I think it's of interest because (1) it implicitly presents a question of how to go about a premeditated end-of-life message to be shared in an online space.

And (2) relative to typical prose in this context, it's a bit cheeky, more like an "aw, shucks" than a grand tragedy. Something about it reached across the veil of impersonality, again in a digital space. And to me at least it's raising a question of how you choose to express yourself and how that choice gives you life in the ability to be regarded and known by others, and perhaps an even more general question of how we're all already doing something like that on a day to day basis. I don't think anyone who voted on it said any of that stuff out loud but you could feel those themes as implicitly present even if it's hard to put your finger on exactly what they are.

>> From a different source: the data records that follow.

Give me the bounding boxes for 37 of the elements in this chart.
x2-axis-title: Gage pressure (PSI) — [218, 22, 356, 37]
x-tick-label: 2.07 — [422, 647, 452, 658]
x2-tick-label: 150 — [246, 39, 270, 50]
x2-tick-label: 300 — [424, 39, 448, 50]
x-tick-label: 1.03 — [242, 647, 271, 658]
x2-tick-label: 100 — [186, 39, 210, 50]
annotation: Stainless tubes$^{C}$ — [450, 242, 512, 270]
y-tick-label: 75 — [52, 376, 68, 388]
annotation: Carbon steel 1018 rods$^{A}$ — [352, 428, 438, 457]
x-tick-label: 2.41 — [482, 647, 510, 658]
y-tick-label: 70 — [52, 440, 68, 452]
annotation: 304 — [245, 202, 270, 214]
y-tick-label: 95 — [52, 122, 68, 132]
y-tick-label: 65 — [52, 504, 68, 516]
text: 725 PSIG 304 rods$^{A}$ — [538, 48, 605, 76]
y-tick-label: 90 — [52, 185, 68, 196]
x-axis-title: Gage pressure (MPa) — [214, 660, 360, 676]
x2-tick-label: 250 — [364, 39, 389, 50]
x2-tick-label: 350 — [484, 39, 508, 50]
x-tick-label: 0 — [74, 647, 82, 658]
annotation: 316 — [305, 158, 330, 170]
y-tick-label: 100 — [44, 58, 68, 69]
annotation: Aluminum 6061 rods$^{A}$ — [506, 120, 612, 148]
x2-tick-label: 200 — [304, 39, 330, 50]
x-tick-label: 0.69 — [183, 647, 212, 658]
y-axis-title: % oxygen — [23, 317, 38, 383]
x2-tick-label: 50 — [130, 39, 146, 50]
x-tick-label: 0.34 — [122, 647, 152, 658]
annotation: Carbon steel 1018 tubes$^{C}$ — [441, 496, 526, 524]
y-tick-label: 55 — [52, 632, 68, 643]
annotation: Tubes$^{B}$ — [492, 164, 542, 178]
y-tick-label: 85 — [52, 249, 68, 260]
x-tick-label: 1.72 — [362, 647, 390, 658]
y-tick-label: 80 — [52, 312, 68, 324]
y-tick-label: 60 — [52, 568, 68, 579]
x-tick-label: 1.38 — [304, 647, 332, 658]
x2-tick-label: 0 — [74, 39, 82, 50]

To your point I don't think it's the only message that has questions like those behind it, but I don't think it's ever been teed up for community discussion quite like this.

schnebbau

Presumably that also means there's no one to bring the server back up.

dsr_

I know it feels like everyone is in tech, but, in fact, there's no evidence for that here:

After I graduated, I had a brief stint as a Nursing Home Administrator until David Jr. was born, then stayed home and hatched a couple more pups over the next few years. In 2000, I formally joined the family real estate business and worked there until I was diagnosed… with ALS (I kept working through my long battle with cancer 12 years ago) … Yikes!! Cancer…THEN ALS. Ugh, Honestly, you can’t make this stuff up! I am very proud of the book I wrote about my journey through cancer. Check it out, it’s called “F Off Cancer” by Linda Brossi Murphy.